Hadi Çaman

1943 yılında, Kastamonu’da doğdu. İstanbul Üniversitesi Hukuk Fakültesini bitirdi. Yıldız Kenter’den ders aldığı İstanbul Belediye Konservatuvarından mezun olduktan sonra 1962 yılında Dormen ve Kenter Tiyatrolarının açtığı sınavı kazandı.

1965 yapımı “Güzel Bir Gün İçin” adlı filmle sinema oyunculuğuna başladı. Gülriz Sururi-Engin Cezzar, Nisa Serezli-Tolga Aşkıner, Müjdat Gezen ve Şan Tiyatrolarında oynadı. 1982 yılında, Kadıköy’de Yeditepe Oyuncuları’nı kurdu. 

İngilizceden Türkçeye çeviri ve uyarlamalar yaptı. Üniversitede drama dersleri verdi. Tiyatro oyunları yazdı ve sahneledi. Aralarında Tolga Çevik’in, Cem Özer’in ve Sevinç Erbulak’ın bulunduğu birçok genç ismi yetiştirdi. Genç kuşaklara verdiği destek ve Türk tiyatrosunun altyapısına bulunduğu katkıdan dolayı UNESCO tarafından ödüllendirildi. Kendi döneminin tiyatro yaşamını konu alan “Güzeltmek” adlı bir anı-kitap yayımladı.

1970’te İzmirli tiyatro sanatçısı ve yazar Bengi Şen ile evlendi.

“Lüküs Hayat” (1976), “Ne Zaman Geleceksin” (1977) ve “Kiralık Ev” (1986) filmlerinin senaryosunu yazdı. “Biz Böyle Severiz” (1979) filminin yapımcılığını üstlendi.

Avni Dilligil Ödülü, Afife Jale Ödülü, İsmet Küntay Ödülü, UNESCO Yaşam Yapıtı Ödülü gibi önemli ödüller aldı.

22 Eylül 2008 tarihinde, İstanbul’da vefat etti. 

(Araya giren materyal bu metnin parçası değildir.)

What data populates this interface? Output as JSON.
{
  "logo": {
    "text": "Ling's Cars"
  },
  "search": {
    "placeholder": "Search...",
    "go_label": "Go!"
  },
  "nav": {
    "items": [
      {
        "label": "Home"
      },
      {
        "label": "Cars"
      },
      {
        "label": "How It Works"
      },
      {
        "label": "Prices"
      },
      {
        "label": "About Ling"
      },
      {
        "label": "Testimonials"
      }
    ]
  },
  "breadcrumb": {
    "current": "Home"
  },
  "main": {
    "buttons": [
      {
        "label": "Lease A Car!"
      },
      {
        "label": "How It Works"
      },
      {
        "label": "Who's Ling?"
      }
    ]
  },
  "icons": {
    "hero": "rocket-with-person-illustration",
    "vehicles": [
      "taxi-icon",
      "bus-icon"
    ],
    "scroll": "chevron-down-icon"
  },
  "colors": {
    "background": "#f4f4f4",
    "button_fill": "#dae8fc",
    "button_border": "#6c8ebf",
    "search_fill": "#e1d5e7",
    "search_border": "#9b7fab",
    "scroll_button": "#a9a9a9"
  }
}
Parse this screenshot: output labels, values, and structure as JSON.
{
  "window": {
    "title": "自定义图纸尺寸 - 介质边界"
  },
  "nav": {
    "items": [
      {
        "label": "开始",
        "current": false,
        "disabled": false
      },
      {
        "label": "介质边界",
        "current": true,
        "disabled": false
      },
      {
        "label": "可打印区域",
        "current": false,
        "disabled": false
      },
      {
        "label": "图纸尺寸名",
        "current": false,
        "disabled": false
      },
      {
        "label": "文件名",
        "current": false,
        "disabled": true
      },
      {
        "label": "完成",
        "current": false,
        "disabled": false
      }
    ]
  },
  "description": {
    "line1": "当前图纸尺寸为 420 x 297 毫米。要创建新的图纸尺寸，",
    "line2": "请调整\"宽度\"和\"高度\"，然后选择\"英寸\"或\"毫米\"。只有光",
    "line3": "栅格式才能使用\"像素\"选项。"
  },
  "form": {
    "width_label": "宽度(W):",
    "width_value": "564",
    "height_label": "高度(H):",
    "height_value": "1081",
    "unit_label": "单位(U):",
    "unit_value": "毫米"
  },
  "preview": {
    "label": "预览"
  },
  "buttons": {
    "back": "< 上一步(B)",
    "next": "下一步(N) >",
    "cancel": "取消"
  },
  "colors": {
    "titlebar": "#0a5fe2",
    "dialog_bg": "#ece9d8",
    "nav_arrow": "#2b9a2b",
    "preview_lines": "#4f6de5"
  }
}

80’in üzerinde film ve dizide oynadı. Bazıları şunlardır:

Adım Kan Soyadım Silah (1970)

Lüküs Hayat (1976)

Alman Gelin (1977)

Ne Olacak Şimdi (1978)

Aile Pansiyonu (1987)

Çiçek Taksi (televizyon dizisi, 1995)

Kurtlar Sofrası (televizyon dizisi, 2000)

Eşref Saati (2000)

 

Hadi Çaman’dan, 40. sanat yılına dair: “Yüze yaklaşan oyun. Bir o kadar ustayla, göz göze soluk soluğa geçen muhteşem günler. Dormen Tiyatrosu’nun ailevi ortamında başlayan daha sonra Gülriz Sururi-Engin Cezzar Tiyatrosu, Nisa Serezli-Tolga Aşkıner Tiyatrosu, Şan Tiyatrosu, Venüs Tiyatrosu’nu kapsayan yıllar... Ve yıl 1982. Yeditepe Oyuncuları. Yirmi yıl, aralıksız ışık saçmak için verilen sonsuz savaş. Onlarca genç insana açılan kucak. Yazılan, yönetilen oyunlar, kazanılan sayısız ödül. En önemlisi, Türkiye’de bir ilke imza atıp, bir müsamere salonundan, kültür merkezine dönüştürülen koca bir yapı. Kısacası bir ömür! Seve seve, özveriyle, içtenlikle, gönülden sunulan bir yaşam. O arada yetiştirilen, büyütülen, 30 yaşına erişen bir oğul. Hepsi ülkeme helal olsun.”